Disadvantages of each
- Corks – Wine Corks can often go bad. Industry estimates vary, but as little as 1% to as much as 20% of all wine sold are “corked.” This means that 1-20% of wines are damaged by a bad cork. The cork can break down releasing chemicals into the wine. Wine corks, at times, can be difficult to remove, and as most of us have experienced, can sometimes break off into the bottle.
- Screw Cap – Similar to plastic corks, Stelvins can cause environmental issues, such as difficulty with recycling the material. Stelvins also pose a threat to the cork farming industry and its associated industries (i.e. corkscrews). Stelvins also get a bad rap because screw caps are often seen as a cheap alternative destined only for the low grade wines and/or low grade liquors in brown paper bags. Lastly, the verdict is still out on how screw caps will react to long periods of aging.

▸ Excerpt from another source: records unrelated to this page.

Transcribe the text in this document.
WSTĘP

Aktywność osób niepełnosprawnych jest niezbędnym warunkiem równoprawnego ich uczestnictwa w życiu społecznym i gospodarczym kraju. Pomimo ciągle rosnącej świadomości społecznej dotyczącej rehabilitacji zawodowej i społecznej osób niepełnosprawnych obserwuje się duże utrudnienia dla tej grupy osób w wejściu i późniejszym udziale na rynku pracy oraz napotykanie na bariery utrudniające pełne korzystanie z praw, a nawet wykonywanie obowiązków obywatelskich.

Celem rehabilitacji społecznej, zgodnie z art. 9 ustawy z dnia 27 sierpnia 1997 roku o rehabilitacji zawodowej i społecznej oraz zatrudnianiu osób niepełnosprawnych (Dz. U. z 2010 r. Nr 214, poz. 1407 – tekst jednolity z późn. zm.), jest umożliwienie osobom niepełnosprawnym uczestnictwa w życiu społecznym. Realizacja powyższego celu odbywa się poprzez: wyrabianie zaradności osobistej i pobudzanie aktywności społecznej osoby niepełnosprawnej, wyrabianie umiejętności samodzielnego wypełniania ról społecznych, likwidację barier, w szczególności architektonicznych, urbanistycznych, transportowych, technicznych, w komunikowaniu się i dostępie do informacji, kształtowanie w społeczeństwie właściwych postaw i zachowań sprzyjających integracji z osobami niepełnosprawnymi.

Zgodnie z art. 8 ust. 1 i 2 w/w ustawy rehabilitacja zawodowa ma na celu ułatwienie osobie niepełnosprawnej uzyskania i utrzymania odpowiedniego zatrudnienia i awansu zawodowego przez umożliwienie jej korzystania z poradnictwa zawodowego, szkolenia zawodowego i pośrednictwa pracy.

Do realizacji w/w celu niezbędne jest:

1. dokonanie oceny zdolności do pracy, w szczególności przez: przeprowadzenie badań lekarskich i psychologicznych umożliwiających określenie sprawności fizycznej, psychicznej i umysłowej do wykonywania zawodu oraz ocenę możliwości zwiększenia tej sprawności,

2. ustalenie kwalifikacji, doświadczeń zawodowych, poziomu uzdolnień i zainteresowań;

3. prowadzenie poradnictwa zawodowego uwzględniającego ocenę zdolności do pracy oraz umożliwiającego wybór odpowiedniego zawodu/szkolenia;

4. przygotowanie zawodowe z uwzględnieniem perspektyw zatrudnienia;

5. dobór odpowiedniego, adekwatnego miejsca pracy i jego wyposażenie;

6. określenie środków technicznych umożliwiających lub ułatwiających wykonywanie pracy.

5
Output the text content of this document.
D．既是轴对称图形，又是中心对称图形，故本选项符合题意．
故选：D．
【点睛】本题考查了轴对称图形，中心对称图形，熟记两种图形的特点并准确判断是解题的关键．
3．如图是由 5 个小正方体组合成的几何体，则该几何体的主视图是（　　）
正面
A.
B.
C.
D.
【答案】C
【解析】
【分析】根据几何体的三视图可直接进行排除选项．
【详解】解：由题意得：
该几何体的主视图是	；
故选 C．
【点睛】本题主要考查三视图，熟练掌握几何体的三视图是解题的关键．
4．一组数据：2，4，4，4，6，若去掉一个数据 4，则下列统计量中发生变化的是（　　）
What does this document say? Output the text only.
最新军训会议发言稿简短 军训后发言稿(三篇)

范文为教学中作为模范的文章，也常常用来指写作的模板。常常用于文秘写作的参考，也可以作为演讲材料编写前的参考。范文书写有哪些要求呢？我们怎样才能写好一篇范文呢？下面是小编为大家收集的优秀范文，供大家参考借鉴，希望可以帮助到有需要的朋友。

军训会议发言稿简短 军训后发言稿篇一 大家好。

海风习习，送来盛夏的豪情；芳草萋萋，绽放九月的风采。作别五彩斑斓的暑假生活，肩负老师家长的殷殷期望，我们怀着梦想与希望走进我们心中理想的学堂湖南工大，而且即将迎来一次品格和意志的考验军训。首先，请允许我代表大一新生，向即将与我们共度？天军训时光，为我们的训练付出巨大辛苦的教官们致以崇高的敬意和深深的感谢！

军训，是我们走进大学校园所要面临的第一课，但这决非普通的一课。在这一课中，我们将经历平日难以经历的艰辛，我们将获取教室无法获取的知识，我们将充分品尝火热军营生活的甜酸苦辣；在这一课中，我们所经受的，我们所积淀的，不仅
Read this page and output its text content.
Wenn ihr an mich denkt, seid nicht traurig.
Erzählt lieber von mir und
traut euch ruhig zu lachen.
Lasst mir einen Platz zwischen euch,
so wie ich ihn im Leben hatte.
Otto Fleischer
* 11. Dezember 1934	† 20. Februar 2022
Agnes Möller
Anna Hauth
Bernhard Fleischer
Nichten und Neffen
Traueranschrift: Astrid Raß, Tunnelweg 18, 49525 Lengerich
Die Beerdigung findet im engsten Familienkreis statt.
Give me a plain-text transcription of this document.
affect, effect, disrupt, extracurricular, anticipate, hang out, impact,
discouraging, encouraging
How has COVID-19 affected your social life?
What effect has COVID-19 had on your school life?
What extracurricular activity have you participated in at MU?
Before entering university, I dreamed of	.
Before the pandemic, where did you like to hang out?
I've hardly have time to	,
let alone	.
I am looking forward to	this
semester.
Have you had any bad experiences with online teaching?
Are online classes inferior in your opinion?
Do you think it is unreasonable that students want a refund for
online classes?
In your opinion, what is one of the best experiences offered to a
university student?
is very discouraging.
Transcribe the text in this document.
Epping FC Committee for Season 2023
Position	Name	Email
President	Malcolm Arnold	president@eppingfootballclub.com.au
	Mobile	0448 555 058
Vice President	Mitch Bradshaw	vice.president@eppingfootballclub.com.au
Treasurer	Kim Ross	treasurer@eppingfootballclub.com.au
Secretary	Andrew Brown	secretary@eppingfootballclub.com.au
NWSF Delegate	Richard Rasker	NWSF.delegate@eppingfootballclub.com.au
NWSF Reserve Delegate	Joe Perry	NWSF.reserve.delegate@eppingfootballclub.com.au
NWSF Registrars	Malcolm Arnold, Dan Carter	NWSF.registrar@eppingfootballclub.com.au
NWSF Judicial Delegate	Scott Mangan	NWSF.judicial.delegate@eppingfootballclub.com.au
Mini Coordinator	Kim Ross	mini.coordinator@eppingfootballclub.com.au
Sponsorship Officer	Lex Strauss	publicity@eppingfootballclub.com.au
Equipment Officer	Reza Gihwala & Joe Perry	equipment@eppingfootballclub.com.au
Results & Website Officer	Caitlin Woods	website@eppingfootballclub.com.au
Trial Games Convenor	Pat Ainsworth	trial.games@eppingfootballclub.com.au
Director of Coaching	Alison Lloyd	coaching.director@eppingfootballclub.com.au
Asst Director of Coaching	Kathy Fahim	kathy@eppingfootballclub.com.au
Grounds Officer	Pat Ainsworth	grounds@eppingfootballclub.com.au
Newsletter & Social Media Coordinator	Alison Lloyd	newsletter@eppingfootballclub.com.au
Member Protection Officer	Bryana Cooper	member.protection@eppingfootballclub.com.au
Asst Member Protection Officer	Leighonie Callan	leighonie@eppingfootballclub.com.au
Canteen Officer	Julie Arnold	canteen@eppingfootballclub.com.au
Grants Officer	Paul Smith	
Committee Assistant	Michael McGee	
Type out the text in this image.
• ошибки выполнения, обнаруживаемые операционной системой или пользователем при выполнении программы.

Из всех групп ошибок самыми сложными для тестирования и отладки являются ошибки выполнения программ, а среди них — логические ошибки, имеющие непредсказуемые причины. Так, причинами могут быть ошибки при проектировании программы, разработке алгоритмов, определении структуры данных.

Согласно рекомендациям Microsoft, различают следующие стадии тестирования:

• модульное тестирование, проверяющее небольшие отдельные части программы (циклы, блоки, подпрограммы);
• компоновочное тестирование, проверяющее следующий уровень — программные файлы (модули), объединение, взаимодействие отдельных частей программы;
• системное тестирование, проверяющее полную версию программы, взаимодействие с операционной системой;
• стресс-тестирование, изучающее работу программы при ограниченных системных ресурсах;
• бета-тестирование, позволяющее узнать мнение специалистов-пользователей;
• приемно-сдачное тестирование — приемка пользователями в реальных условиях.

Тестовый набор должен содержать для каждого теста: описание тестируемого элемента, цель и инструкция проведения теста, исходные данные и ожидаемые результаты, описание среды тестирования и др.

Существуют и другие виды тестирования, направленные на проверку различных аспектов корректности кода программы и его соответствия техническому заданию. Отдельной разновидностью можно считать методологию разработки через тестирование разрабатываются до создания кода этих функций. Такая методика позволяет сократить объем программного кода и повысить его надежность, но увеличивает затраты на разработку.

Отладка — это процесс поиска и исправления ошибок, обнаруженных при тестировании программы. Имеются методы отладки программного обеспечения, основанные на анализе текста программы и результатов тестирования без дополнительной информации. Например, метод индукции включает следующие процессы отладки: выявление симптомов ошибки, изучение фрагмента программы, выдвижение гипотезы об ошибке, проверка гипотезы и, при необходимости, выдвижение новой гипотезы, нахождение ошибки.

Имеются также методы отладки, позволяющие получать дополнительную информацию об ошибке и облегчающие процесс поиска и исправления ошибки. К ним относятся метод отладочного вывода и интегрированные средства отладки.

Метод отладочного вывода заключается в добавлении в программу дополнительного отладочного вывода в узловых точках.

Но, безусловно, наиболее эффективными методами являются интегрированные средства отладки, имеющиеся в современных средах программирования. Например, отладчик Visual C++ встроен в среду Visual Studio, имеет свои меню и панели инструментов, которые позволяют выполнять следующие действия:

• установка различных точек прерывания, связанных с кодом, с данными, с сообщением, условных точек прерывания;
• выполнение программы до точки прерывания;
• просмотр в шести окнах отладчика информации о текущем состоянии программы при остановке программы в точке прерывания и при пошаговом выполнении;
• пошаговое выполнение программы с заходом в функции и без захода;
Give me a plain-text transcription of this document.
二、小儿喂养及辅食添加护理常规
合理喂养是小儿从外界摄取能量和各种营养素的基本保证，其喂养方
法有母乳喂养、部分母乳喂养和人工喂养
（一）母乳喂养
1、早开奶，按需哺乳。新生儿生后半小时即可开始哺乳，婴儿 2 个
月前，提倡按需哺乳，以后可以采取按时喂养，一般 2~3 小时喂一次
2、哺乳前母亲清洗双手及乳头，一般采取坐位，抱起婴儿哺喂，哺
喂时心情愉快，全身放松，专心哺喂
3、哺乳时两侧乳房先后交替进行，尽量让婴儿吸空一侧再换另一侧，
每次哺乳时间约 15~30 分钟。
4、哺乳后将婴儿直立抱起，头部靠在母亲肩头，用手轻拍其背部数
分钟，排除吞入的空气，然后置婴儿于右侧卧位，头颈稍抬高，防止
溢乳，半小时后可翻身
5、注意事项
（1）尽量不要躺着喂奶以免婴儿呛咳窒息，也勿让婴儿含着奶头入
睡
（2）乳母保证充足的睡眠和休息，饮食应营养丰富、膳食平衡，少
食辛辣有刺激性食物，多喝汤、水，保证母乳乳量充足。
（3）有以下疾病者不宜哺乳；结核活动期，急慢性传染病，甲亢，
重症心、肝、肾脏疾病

As you can see, corks and screw caps both have their pros and cons. This has led to much debate over which one is truly better. Romantics love the cork, but some folks in the wine industry view screw caps as the future.
Initially, screw caps were met with much customer resistance when they were introduced in Australia and New Zealand. They were actually phased out of those countries wine industries in the early 1980s, only to be reintroduced gradually in the 1990s. Since then an ever-increasing number of vintners have begun to use the screw cap within Australia and New Zealand. In New Zealand, the use of screw caps went from 1% in 2001 to 70% in 2004.
In Europe, screw caps have been met with varying degrees of acceptance. The United Kingdom has seen the acceptance of screw caps by consumers more than double from 41% in 2003 to 85% in 2011. As mentioned above, screw caps have been widely accepted since the 1980s by Swiss winemakers. In France, screw caps have also found acceptance with some vintners. Most notably, Domaine Laroche in Chablis, France has been bottling their Chablis, Premier crus and Grand Crus, with screw caps since 2001.
Screw caps were met with much resistance in Spain. In fact, Spain has passed a law that requires wineries in their 11 top wine producing regions to seal their wines with cork. In order to receive DO (Denominacion de Origen) status in those regions, wineries must use a natral cork closure on still and sparkling wines. The use of synthetic closures has also been outlawed to some degree.
In the United States, Corbett Canyon became the first million plus case brand to switch to screw caps for their entire production in 2004. Other US wineries have also made the move to screw caps. Most often mentioned is Plump Jack Winery in California.
But What about Plastic Corks?
Synthetic corks have a shaky track record. One glaring issue is their inability to prevent high levels of oxidation for any real length of time. This significantly decreases the shelf life of a wine and short-changes the maturing process of select wines. The main issue is that over time the plastic may not retain its elasticity well. Also, if not recycled, plastic corks pose a direct threat to the environment.